My young friend invited me to lunch,
to meet his family: mom, brother, and sister.
Well, sister had been his brother,
but was now transgendering, now his sister.
“His” old name was now another name, choosing to go by “P___”.
They shared many family stories and
anecdotes, and talked about their lives and the future. They brought me into the family circle, and
we laughed and had our serious moments, too.
Mom laughed a lot at this family
gathering, joining the two brothers and P_____ telling endearing family stories,
many of them involving P____. Throughout
the telling, P___ was “he” and “him”, and then “her” and “she”; sometimes “son”
and “brother” and sometimes “daughter” and “sister”. P____ added her own parts of the stories,
laughing at the jokes and showing her serious self in the serious moments.

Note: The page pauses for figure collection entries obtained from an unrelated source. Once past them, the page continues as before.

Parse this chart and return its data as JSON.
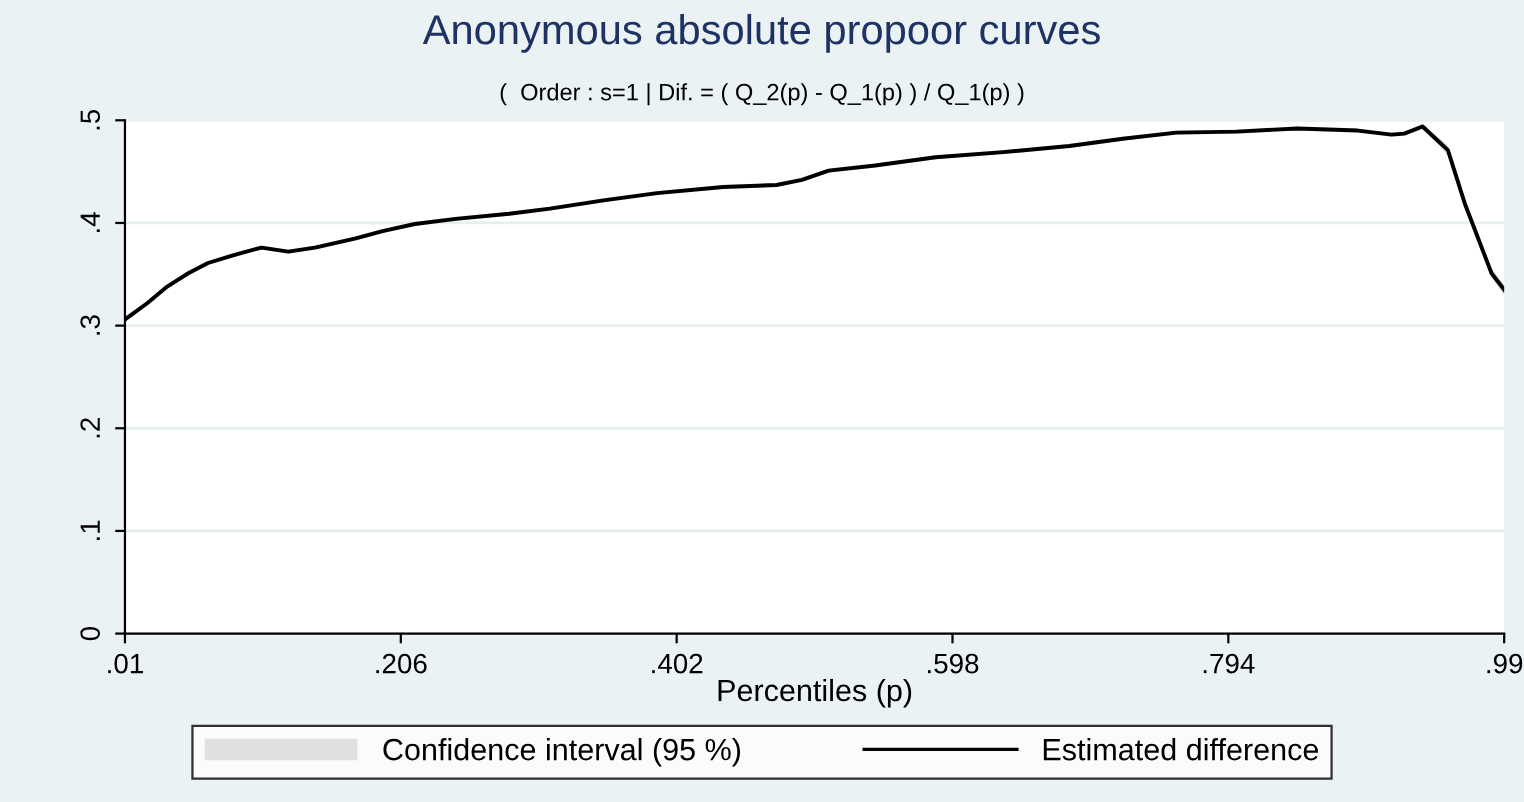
{
  "chart_data": {
    "type": "line",
    "title": "Anonymous absolute propoor curves",
    "subtitle": "(  Order : s=1 | Dif. = ( Q_2(p) - Q_1(p) ) / Q_1(p) )",
    "xlabel": "Percentiles (p)",
    "x": [
      0.01,
      0.026,
      0.04,
      0.055,
      0.069,
      0.088,
      0.107,
      0.126,
      0.145,
      0.174,
      0.193,
      0.216,
      0.245,
      0.283,
      0.312,
      0.35,
      0.388,
      0.435,
      0.473,
      0.491,
      0.51,
      0.543,
      0.586,
      0.634,
      0.681,
      0.719,
      0.757,
      0.8,
      0.843,
      0.886,
      0.91,
      0.919,
      0.932,
      0.95,
      0.962,
      0.981,
      0.99
    ],
    "series": [
      {
        "type": "area",
        "name": "Confidence interval (95 %)",
        "color": "#e0e0e0",
        "values": [
          null,
          null,
          null,
          null,
          null,
          null,
          null,
          null,
          null,
          null,
          null,
          null,
          null,
          null,
          null,
          null,
          null,
          null,
          null,
          null,
          null,
          null,
          null,
          null,
          null,
          null,
          null,
          null,
          null,
          null,
          null,
          null,
          null,
          null,
          null,
          null,
          null
        ],
        "lower": [
          0.303,
          0.32,
          0.336,
          0.349,
          0.359,
          0.367,
          0.374,
          0.37,
          0.374,
          0.383,
          0.39,
          0.397,
          0.402,
          0.407,
          0.412,
          0.42,
          0.427,
          0.433,
          0.435,
          0.44,
          0.449,
          0.454,
          0.462,
          0.467,
          0.473,
          0.48,
          0.486,
          0.487,
          0.49,
          0.488,
          0.484,
          0.485,
          0.491,
          0.466,
          0.414,
          0.346,
          0.33
        ],
        "upper": [
          0.309,
          0.324,
          0.34,
          0.353,
          0.363,
          0.371,
          0.378,
          0.374,
          0.378,
          0.387,
          0.394,
          0.401,
          0.406,
          0.411,
          0.416,
          0.424,
          0.431,
          0.437,
          0.439,
          0.444,
          0.453,
          0.458,
          0.466,
          0.471,
          0.477,
          0.484,
          0.49,
          0.491,
          0.494,
          0.492,
          0.488,
          0.489,
          0.497,
          0.476,
          0.424,
          0.356,
          0.34
        ]
      },
      {
        "name": "Estimated difference",
        "color": "#000000",
        "values": [
          0.306,
          0.322,
          0.338,
          0.351,
          0.361,
          0.369,
          0.376,
          0.372,
          0.376,
          0.385,
          0.392,
          0.399,
          0.404,
          0.409,
          0.414,
          0.422,
          0.429,
          0.435,
          0.437,
          0.442,
          0.451,
          0.456,
          0.464,
          0.469,
          0.475,
          0.482,
          0.488,
          0.489,
          0.492,
          0.49,
          0.486,
          0.487,
          0.494,
          0.471,
          0.419,
          0.351,
          0.335
        ]
      }
    ],
    "xlim": [
      0.01,
      0.99
    ],
    "xticks": [
      {
        "value": 0.01,
        "label": ".01"
      },
      {
        "value": 0.206,
        "label": ".206"
      },
      {
        "value": 0.402,
        "label": ".402"
      },
      {
        "value": 0.598,
        "label": ".598"
      },
      {
        "value": 0.794,
        "label": ".794"
      },
      {
        "value": 0.99,
        "label": ".99"
      }
    ],
    "ylim": [
      0,
      0.5
    ],
    "yticks": [
      {
        "value": 0,
        "label": "0"
      },
      {
        "value": 0.1,
        "label": ".1"
      },
      {
        "value": 0.2,
        "label": ".2"
      },
      {
        "value": 0.3,
        "label": ".3"
      },
      {
        "value": 0.4,
        "label": ".4"
      },
      {
        "value": 0.5,
        "label": ".5"
      }
    ],
    "grid": "y",
    "legend": "bottom"
  }
}
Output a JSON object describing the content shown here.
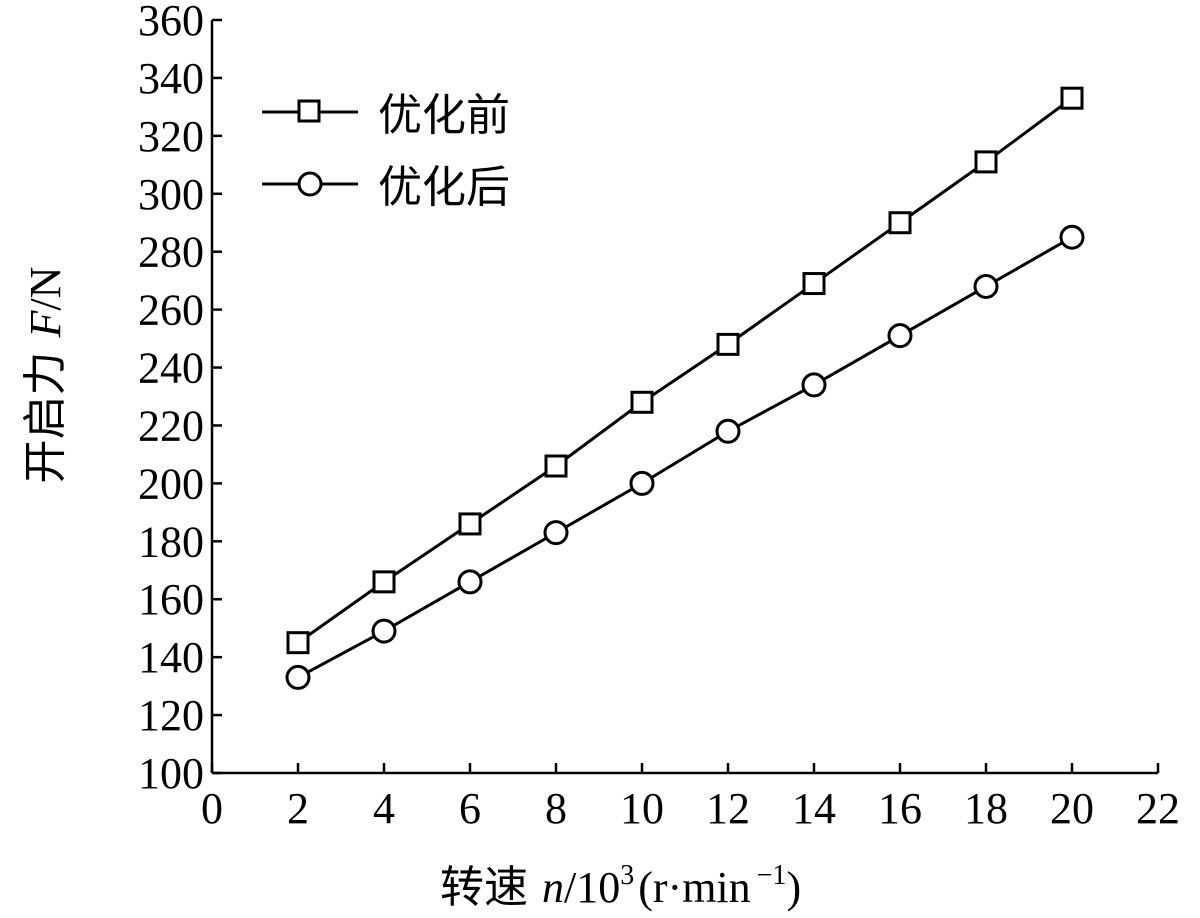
{
  "chart_data": {
    "type": "line",
    "xlabel": {
      "prefix": "转速",
      "var": "n",
      "slash": "/",
      "base": "10",
      "exp": "3",
      "unit_open": "(r·min",
      "unit_exp": "−1",
      "unit_close": ")"
    },
    "ylabel": {
      "prefix": "开启力",
      "var": "F",
      "unit": "/N"
    },
    "xlim": [
      0,
      22
    ],
    "ylim": [
      100,
      360
    ],
    "xticks": [
      0,
      2,
      4,
      6,
      8,
      10,
      12,
      14,
      16,
      18,
      20,
      22
    ],
    "yticks": [
      100,
      120,
      140,
      160,
      180,
      200,
      220,
      240,
      260,
      280,
      300,
      320,
      340,
      360
    ],
    "grid": false,
    "legend_position": "top-left",
    "x": [
      2,
      4,
      6,
      8,
      10,
      12,
      14,
      16,
      18,
      20
    ],
    "series": [
      {
        "name": "优化前",
        "marker": "square",
        "values": [
          145,
          166,
          186,
          206,
          228,
          248,
          269,
          290,
          311,
          333
        ]
      },
      {
        "name": "优化后",
        "marker": "circle",
        "values": [
          133,
          149,
          166,
          183,
          200,
          218,
          234,
          251,
          268,
          285
        ]
      }
    ]
  }
}
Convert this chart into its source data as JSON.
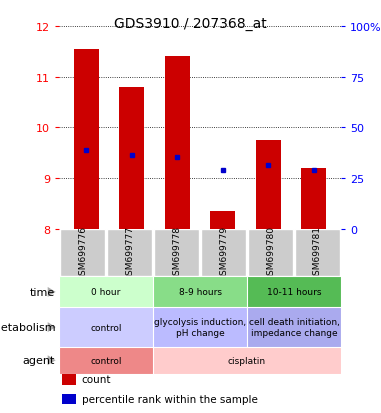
{
  "title": "GDS3910 / 207368_at",
  "samples": [
    "GSM699776",
    "GSM699777",
    "GSM699778",
    "GSM699779",
    "GSM699780",
    "GSM699781"
  ],
  "bar_tops": [
    11.55,
    10.8,
    11.4,
    8.35,
    9.75,
    9.2
  ],
  "bar_bottom": 8.0,
  "percentile_values": [
    9.55,
    9.45,
    9.42,
    9.15,
    9.25,
    9.15
  ],
  "ylim_left": [
    8,
    12
  ],
  "yticks_left": [
    8,
    9,
    10,
    11,
    12
  ],
  "ylim_right": [
    0,
    100
  ],
  "yticks_right": [
    0,
    25,
    50,
    75,
    100
  ],
  "ytick_labels_right": [
    "0",
    "25",
    "50",
    "75",
    "100%"
  ],
  "bar_color": "#cc0000",
  "percentile_color": "#0000cc",
  "plot_bg": "#ffffff",
  "grid_color": "#000000",
  "sample_bg": "#cccccc",
  "time_groups": [
    {
      "label": "0 hour",
      "cols": [
        0,
        1
      ],
      "color": "#ccffcc"
    },
    {
      "label": "8-9 hours",
      "cols": [
        2,
        3
      ],
      "color": "#88dd88"
    },
    {
      "label": "10-11 hours",
      "cols": [
        4,
        5
      ],
      "color": "#55bb55"
    }
  ],
  "metabolism_groups": [
    {
      "label": "control",
      "cols": [
        0,
        1
      ],
      "color": "#ccccff"
    },
    {
      "label": "glycolysis induction,\npH change",
      "cols": [
        2,
        3
      ],
      "color": "#bbbbff"
    },
    {
      "label": "cell death initiation,\nimpedance change",
      "cols": [
        4,
        5
      ],
      "color": "#aaaaee"
    }
  ],
  "agent_groups": [
    {
      "label": "control",
      "cols": [
        0,
        1
      ],
      "color": "#ee8888"
    },
    {
      "label": "cisplatin",
      "cols": [
        2,
        3,
        4,
        5
      ],
      "color": "#ffcccc"
    }
  ],
  "row_labels": [
    "time",
    "metabolism",
    "agent"
  ],
  "legend_items": [
    {
      "color": "#cc0000",
      "marker": "s",
      "label": "count"
    },
    {
      "color": "#0000cc",
      "marker": "s",
      "label": "percentile rank within the sample"
    }
  ]
}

Whoever was the storyteller easily switched from P____’s old name to her new
name and back again.
Along the way, those brain cells of
mine apparently in charge of gender labels and pronouns tried to keep track of
the stories about P____, and the jumble of him, her, he and she, brother, son,
sister, or daughter. My thoughts yearned
for some order, some thread of consistency, so I didn’t have to keep going back
from the male to the female pronouns, all referring to P____, sometimes called
by her previous name, even in the same sentence. Of course, when P____ told her part of the
stories, it was the soothing and familiar “I” and “me”. My culturally shaped brain didn’t have to
sort through the jumble of all those particular little pronouns and names, new
and old.
And, did all that pronoun paradox
really matter? This person next to me
was funny and charming, being the youngest kid in the family, a teenager with a
witty sense of humor and a pleasant, contagious laugh. Just P____, without all the pronouns, me just
enjoying this witty and happy person sitting next to me, in all their loving,
amusing self, a new friend becoming a part of my expanding world.